(Durante la lettura è consigliato l’ascolto della canzone “Jenny è pazza” di Vasco Rossi)
Quando entravi all’interno della stanza potevi sempre scorgerla, tra una pausa e l’altra, sorreggersi al termosifone. Il freddo le faceva battere i denti e le mani si rifugiavano all’interno
della manica del lupetto, sperando che almeno questo bastasse per salvarla dai brividi di gelo. Riguardo all’estetica, non so se la sua bellezza potesse essere paragonata a quella della monaca manzoniana, ma una cosa era comune: sul suo volto non sbocciavano più papaveri delicati e tulipani gialli, questi ultimi erano stati sostituiti da rose rosse e orchidee morenti.

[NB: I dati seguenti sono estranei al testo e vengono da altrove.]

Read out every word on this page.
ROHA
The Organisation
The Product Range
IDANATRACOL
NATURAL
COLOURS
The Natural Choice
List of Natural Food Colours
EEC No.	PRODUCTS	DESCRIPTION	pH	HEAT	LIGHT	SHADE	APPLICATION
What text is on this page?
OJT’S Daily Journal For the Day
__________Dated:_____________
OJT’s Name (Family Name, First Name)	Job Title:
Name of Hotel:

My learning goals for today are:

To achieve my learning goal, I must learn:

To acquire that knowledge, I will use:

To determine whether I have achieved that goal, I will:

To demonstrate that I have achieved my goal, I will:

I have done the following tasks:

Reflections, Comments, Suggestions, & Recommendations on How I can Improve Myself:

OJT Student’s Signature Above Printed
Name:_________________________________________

Il viso dava l’impressione di essere poco curato e le sopracciglia folte erano accompagnate da qualche peletto che si distingueva dalla massa. Le guance erano scavate e gli occhietti, che prima si illuminavano radiosi, ora si inclinavano spenti, dando quasi l’impressione di poter scivolare via dal volto come gocce d’acqua.

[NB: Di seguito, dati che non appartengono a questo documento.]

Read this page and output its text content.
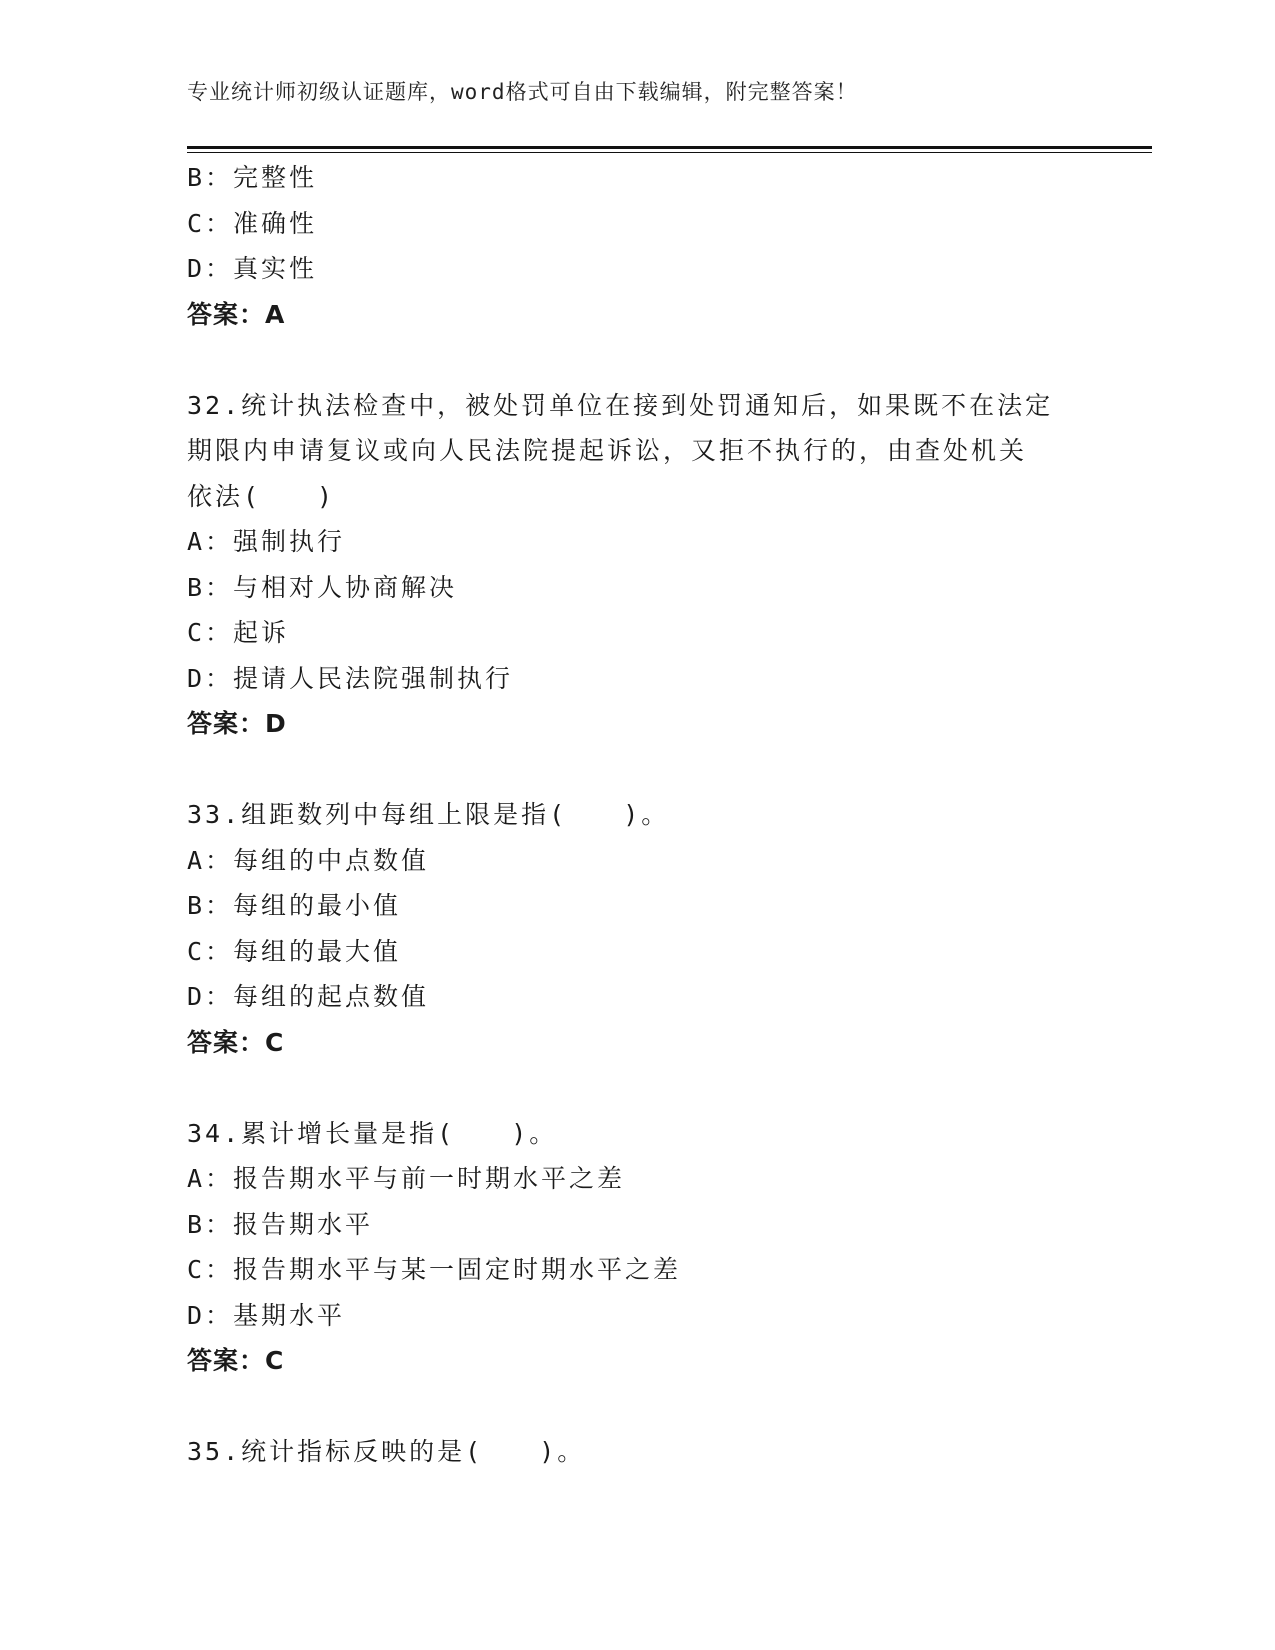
专业统计师初级认证题库，word格式可自由下载编辑，附完整答案！
B：完整性
C：准确性
D：真实性
答案：A
32.统计执法检查中，被处罚单位在接到处罚通知后，如果既不在法定
期限内申请复议或向人民法院提起诉讼，又拒不执行的，由查处机关
依法(　　)
A：强制执行
B：与相对人协商解决
C：起诉
D：提请人民法院强制执行
答案：D
33.组距数列中每组上限是指(　　)。
A：每组的中点数值
B：每组的最小值
C：每组的最大值
D：每组的起点数值
答案：C
34.累计增长量是指(　　)。
A：报告期水平与前一时期水平之差
B：报告期水平
C：报告期水平与某一固定时期水平之差
D：基期水平
答案：C
35.统计指标反映的是(　　)。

Lo sguardo saltellava da un lato all’altro della stanza, come un cerbiatto terrorizzato in cerca di una via di fuga: se lei era a te ignota come persona, avresti potuto pensare che stesse studiando l’ambiente o fosse semplicemente annoiata; se invece avevi avuto la possibilità di far la sua conoscenza prima che te la presentassi io con queste parole, avresti saputo che era un grido d’aiuto, un modo per salvarsi. Le dita, che talvolta uscivano dal loro rifugio per ripararsi poi nelle tasche, erano sempre più esili e potevi notare il colorito violaceo e cadaverico che assumevano con il freddo. Il corpicino minuto, privo di curve, diventava giorno dopo giorno più schiacciato. Come un panno impregnato d’acqua che viene strizzato finché non perde totalmente il suo volume, della ragazza vivace e intraprendente rimaneva un topino spellato in cui si potevano intravedere le ossicina fragili e la trama bluastra delle vene.
Nonostante tutte queste caratteristiche che avrebbero dovuto dare nell’occhio, come un triste grido d’aiuto, se ne restava in disparte sul suo termosifone a catalogare i suoi pensieri e a specchiarsi nella finestra che la affiancava, disapprovando ciò che vedeva e probabilmente assillandosi con la sua stessa mente.